May 8, 2010

Blow the Candle

Sly and fashionable.
Dependent yet courageous.
Nosy yet sensitive.
Costly yet resourceful.
This is how I describe my only sister which is only a year younger than me.

She always gets the attention of my parents and grandparents. Whenever she made a mistake, it will always be my responsibility as an eldest. I hate how she act so cute in front of my parents and spoiled in front of me. I will act tough and happy whenever I made her cry.

I hate her.

But as we grow older, I realize that I hate it when somebody made her cry. And even though I am such a coward, I need to act as a dependable sister and defend her even though she's wrong. I wanted to protect her.

She doesn't have any luck when it comes to her friends, probably because she's too protective and very nosy. She's too much into details and she have the talent of making small mistakes into a scary huge disaster. haha!

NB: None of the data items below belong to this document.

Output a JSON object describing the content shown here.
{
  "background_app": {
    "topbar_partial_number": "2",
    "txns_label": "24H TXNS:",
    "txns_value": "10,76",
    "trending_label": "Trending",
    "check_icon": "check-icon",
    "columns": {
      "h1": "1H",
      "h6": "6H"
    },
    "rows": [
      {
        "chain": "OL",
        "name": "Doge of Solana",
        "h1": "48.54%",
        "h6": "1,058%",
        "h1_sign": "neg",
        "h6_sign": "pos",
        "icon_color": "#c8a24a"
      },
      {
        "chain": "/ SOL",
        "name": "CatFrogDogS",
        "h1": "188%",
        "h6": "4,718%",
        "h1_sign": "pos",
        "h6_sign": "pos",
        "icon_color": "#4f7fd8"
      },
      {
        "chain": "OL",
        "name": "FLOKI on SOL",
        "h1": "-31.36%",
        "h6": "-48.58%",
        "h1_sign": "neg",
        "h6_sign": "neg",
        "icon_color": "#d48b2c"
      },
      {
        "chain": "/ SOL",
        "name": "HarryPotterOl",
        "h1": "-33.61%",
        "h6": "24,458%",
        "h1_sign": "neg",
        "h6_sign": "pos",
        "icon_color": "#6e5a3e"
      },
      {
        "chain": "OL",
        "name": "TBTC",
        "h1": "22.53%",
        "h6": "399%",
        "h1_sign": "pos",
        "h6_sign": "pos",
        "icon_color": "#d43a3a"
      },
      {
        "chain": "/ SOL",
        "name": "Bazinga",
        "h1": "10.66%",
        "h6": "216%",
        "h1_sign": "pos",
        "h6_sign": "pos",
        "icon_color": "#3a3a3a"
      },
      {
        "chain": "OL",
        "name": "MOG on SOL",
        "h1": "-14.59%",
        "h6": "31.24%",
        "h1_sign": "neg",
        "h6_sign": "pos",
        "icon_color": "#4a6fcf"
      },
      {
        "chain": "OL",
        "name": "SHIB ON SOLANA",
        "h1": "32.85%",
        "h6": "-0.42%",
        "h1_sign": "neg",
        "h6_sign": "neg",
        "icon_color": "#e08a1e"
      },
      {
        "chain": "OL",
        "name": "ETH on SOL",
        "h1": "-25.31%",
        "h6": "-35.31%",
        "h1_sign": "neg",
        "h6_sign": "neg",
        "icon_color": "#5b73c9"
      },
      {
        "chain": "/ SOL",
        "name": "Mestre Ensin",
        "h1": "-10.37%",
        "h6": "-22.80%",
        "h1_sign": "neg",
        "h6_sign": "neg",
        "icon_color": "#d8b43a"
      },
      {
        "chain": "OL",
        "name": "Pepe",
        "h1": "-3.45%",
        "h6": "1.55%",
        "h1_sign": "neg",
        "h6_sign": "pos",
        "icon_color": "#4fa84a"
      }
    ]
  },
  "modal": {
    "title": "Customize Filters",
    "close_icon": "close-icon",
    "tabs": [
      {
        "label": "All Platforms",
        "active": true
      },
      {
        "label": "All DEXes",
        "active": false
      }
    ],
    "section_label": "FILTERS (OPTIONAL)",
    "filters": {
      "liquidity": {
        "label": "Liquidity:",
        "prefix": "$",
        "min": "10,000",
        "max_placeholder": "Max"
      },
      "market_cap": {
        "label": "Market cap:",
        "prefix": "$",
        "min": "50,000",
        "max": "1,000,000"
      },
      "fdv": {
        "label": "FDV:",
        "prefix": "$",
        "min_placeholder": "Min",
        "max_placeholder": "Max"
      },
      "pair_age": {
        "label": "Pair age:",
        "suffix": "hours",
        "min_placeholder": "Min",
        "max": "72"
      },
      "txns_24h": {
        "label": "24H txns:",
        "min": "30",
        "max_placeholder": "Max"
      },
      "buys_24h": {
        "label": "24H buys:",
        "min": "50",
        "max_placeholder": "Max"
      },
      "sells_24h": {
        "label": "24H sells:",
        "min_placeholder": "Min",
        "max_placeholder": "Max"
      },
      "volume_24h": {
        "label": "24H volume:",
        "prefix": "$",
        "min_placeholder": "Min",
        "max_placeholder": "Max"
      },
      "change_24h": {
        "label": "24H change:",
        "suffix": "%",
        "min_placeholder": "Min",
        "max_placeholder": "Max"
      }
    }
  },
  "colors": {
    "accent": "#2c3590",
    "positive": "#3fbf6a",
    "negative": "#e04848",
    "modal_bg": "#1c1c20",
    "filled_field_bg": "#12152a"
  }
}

Yes, I hated her - I used to hate her.

She's working part time time now at a fast food chain. She was so excited when she told me that she was accepted. It made me happy as well, no, very happy actually. But I remained calm, this is how older sister should act right? haha Anyway, of course I went and check how she's doing in her work. I am proud. She works fast, serious and happy. :) But I hate it when someone is making her work. I hate it when someone is demanding her something. I hate it when someone is making her tired. But, what can I do? I lose whenever she talks about her customers and colleagues enthusiastically.

I always wish the best for her. I don't want her to come to me one day asking if she can lend money from me. I don't want that. I don't know if my heart can take that.

I wanted her stay the same way as she is right now - Sly and fashionable. Dependent yet courageous. Nosy yet sensitive. Costly yet resourceful.

Blow the candle, Happy Birthday Tang!!!